MKSSI branches are exported as Git branches. MKSSI checkpoints are exported as Git annotated tags. MKSSI allows nearly any character in branch or checkpoint names; Git is more restrictive. Thus, the MKSSI branch and checkpoint names might be munged to make legal Git branch and tag names. Most frequently, spaces are changed to underscores.

Demarcating Tags

mkssi-fast-export will automatically tag the final commit on each branch with an annotated tag named "BranchName_mkssi". The idea is to mark the boundary between the MKSSI history and the subsequent native Git history.

RCS Keyword Expansion

mkssi-fast-export implements RCS keyword expansion, including for proprietary MKSSI keywords like $ProjectRevision$ and $ProjectName$. The implementation is bug-for-bug compatible with MKSSI RCS keyword expansion, and thus does not always behave the same as GNU RCS keyword expansion.

As the exported repository is updated with native Git commits, the RCS keywords will no longer be expanded, so their expanded values will become stale. Thus, it might be worthwhile to remove the RCS keywords from the source code; for a large project, doing this via a script is recommended.

Corrupted MKSSI Projects

It is quite easy for an MKSSI project to become corrupt. Inherently, the RCS-based metadata has no checksums or built-in consistency checking, so file system corruption that affects the project is likely to go unnoticed. Also, check-ins require updating multiple files, which is not an atomic operation, so an interruption can lead to inconsistencies in the project.

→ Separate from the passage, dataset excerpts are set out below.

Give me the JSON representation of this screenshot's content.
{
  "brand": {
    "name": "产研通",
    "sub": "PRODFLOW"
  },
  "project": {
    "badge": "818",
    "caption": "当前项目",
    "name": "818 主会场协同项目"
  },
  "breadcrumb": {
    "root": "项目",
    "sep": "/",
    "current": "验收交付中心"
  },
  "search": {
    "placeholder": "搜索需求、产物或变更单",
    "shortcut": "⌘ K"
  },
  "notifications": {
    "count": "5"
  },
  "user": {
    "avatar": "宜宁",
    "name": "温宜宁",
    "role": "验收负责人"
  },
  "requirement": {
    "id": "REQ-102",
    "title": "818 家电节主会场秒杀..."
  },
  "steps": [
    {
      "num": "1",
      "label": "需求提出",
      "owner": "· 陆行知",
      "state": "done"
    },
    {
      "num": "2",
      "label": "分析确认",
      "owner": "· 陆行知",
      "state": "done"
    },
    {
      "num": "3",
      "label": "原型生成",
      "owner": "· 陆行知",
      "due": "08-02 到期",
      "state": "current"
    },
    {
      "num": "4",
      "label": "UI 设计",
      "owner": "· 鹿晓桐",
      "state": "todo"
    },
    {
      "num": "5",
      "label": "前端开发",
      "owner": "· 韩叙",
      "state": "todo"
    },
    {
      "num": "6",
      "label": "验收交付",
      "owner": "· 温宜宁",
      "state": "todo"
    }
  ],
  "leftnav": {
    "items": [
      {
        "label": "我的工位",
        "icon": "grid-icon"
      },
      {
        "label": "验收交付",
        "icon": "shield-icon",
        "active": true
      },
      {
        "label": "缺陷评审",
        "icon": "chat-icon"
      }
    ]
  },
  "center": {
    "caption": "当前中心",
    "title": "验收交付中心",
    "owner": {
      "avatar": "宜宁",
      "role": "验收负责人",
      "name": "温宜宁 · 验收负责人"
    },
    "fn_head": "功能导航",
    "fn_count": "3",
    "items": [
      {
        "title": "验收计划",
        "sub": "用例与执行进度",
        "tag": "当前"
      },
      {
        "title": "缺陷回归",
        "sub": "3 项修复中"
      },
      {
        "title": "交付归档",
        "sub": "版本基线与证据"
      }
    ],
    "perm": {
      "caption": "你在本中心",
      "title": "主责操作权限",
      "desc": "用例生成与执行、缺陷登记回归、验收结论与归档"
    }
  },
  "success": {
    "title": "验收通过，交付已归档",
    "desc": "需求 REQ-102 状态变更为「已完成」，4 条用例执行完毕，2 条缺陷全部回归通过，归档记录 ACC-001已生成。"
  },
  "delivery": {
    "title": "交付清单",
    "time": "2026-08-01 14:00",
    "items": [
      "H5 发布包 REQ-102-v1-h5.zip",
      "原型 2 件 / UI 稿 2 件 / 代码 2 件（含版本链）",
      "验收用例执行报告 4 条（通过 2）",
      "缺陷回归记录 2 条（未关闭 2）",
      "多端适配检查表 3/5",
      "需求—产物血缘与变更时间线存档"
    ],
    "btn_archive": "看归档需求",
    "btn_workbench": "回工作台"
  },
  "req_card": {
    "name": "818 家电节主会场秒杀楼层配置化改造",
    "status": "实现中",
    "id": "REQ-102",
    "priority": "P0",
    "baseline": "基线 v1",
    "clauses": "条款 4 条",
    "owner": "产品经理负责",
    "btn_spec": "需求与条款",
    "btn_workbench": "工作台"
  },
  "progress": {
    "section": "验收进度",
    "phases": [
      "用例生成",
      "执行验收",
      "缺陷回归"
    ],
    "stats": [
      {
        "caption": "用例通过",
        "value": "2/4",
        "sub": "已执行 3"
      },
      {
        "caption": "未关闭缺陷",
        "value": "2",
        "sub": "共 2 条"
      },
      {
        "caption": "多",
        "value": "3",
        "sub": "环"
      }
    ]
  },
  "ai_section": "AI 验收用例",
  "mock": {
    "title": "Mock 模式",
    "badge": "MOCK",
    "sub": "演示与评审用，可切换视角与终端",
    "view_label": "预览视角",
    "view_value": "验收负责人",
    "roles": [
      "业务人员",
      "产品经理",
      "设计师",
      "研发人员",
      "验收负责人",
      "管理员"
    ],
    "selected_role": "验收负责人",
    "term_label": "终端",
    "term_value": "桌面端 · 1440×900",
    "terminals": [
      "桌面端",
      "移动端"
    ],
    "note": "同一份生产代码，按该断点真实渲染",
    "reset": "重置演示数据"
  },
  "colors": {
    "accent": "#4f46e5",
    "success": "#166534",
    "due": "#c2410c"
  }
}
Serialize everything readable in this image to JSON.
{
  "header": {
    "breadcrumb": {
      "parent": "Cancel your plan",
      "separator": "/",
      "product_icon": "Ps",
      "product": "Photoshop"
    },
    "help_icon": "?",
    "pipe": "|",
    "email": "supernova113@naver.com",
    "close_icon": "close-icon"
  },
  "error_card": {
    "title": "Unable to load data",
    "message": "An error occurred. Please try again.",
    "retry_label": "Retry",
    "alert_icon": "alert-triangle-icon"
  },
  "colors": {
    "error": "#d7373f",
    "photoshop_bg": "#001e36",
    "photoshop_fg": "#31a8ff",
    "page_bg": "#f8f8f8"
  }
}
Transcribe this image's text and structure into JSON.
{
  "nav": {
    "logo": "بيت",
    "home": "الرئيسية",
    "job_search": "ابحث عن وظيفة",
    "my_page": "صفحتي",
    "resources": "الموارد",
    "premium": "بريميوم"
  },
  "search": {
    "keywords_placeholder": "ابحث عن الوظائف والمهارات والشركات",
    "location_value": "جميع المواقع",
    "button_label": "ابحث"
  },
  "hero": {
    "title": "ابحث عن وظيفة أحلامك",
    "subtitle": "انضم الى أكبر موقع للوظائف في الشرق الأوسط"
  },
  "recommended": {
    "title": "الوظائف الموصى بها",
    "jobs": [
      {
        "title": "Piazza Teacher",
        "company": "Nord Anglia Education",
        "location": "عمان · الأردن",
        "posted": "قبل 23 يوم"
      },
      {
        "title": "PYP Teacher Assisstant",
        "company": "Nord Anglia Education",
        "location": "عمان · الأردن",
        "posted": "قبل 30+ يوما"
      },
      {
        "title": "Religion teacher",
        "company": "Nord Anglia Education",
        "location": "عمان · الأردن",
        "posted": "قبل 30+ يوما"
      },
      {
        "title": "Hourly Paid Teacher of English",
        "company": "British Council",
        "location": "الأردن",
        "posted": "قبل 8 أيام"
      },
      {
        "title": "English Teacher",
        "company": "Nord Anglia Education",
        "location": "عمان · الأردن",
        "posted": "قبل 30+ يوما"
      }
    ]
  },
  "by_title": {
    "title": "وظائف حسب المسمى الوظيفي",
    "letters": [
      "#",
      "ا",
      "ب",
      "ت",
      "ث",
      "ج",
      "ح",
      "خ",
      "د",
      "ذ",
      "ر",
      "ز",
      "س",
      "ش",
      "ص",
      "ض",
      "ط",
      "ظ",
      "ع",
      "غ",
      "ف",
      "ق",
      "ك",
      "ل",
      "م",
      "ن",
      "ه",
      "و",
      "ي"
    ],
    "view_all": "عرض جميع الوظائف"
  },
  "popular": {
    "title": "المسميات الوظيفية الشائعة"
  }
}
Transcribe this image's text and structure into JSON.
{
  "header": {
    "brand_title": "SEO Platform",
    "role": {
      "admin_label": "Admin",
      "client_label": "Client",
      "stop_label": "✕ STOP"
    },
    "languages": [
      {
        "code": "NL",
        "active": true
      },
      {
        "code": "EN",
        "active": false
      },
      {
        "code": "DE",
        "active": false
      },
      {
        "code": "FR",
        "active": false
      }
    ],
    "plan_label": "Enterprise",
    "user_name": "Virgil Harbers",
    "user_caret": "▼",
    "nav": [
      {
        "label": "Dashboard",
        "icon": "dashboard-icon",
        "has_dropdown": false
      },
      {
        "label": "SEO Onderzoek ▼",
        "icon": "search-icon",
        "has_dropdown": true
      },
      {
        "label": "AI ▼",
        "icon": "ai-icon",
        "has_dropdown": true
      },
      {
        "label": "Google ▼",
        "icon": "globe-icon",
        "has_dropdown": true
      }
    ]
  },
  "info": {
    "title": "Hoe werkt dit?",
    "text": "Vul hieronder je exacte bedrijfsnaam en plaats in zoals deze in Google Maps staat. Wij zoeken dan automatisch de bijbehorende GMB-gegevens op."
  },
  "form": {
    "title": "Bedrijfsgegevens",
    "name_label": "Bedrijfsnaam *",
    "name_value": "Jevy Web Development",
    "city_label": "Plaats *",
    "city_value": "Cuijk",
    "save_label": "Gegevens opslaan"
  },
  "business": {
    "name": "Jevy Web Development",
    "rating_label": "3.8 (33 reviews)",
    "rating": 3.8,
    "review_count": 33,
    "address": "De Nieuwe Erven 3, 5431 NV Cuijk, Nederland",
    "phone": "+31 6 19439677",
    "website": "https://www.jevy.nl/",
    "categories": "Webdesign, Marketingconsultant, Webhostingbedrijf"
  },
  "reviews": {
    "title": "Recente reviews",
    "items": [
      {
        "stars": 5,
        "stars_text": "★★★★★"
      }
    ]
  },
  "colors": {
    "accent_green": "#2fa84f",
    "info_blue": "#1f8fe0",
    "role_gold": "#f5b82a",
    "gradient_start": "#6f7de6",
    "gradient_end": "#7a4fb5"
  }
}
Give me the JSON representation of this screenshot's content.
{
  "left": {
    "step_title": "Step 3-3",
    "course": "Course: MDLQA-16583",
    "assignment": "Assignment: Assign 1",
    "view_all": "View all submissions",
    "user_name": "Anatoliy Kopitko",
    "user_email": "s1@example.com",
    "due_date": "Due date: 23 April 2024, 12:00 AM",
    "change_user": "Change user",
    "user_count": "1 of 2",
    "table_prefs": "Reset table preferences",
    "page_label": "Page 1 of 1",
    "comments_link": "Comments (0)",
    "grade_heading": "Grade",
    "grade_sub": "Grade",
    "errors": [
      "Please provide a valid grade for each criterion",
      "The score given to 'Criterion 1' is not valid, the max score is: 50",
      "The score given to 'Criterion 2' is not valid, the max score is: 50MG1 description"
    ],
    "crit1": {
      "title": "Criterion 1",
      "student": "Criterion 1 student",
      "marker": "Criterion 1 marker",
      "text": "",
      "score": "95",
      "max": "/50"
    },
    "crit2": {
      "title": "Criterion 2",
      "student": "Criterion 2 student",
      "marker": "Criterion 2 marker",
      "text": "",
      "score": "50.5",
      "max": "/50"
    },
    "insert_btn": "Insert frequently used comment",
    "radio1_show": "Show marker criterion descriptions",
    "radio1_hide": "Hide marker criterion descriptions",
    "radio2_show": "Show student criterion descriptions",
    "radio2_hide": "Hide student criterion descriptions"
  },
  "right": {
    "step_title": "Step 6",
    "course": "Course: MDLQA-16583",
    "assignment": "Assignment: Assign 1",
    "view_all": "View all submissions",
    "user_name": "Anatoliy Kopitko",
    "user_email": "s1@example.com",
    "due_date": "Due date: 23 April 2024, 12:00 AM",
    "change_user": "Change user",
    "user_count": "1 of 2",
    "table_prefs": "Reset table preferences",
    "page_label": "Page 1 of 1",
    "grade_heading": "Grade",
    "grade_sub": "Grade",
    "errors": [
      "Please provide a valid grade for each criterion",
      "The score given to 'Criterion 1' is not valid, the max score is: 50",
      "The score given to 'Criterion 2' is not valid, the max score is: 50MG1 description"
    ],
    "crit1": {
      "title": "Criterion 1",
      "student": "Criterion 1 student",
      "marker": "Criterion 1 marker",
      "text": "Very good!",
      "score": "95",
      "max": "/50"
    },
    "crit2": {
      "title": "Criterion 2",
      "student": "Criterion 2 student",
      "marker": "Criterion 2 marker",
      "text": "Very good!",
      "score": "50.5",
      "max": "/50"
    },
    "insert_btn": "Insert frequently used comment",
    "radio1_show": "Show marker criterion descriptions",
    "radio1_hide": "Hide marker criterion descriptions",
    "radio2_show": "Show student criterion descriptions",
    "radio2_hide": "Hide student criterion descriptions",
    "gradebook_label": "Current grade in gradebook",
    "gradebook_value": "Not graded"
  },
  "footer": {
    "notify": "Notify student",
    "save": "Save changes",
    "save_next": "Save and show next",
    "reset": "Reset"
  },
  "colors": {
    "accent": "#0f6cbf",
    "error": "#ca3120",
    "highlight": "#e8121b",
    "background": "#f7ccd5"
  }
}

mkssi-fast-export will tolerate many forms of project corruption, printing a warning message to stderr and exporting what it can. However, some forms of project corruption will result in a fatal error; if you run into this, you will need to update mkssi-fast-export to work around that form of corruption.

Testing

If you have a functional MKSSI installation, you can test the Git repository by comparing it to the MKSSI sandbox for the project. Every branch in the Git repository should, when checked-out, have files that are byte-for-byte identical to the files in a sandbox for the equivalent MKSSI branch. Every tag in the Git repository should, when checked-out, have files that are byte-for-byte identical to the files in a sandbox for the equivalent MKSSI checkpoint. It is relatively straightforward to write a script which checks-out all of the branches and tags/checkpoints with both Git and MKSSI and then recursively diffs the trees.

Copyright, License, and Derivative Code

The code in this distribution is copyright:

  • (c) 2017, 2019-2020 by Tuxera US Inc
  • (c) 2012 by Eric S. Raymond
  • (c) 2006 by Keith Packard

mkssi-fast-export borrows code from cvs-fast-export; it is thus a derivative work and, like the original, is licensed under the GNU GPL v2 or later. The following code was borrowed:

Several data structures in interfaces.h -- struct rcs_number, struct rcs_symbol, struct rcs_branch, struct rcs_version, struct rcs_text, struct rcs_patch, and struct rcs_file -- were based on data structures from cvs-fast-export's cvs.h.

lex.l and gram.y are both based on the cvs-fast-export files of the same name. They have been modified to remove support for RCS features not used by MKSSI, to add support for MKSSI RCS extensions, and to work with the altered data structures.

Some of the functions in utils.c and rcs-number.c are from cvs-fast-export.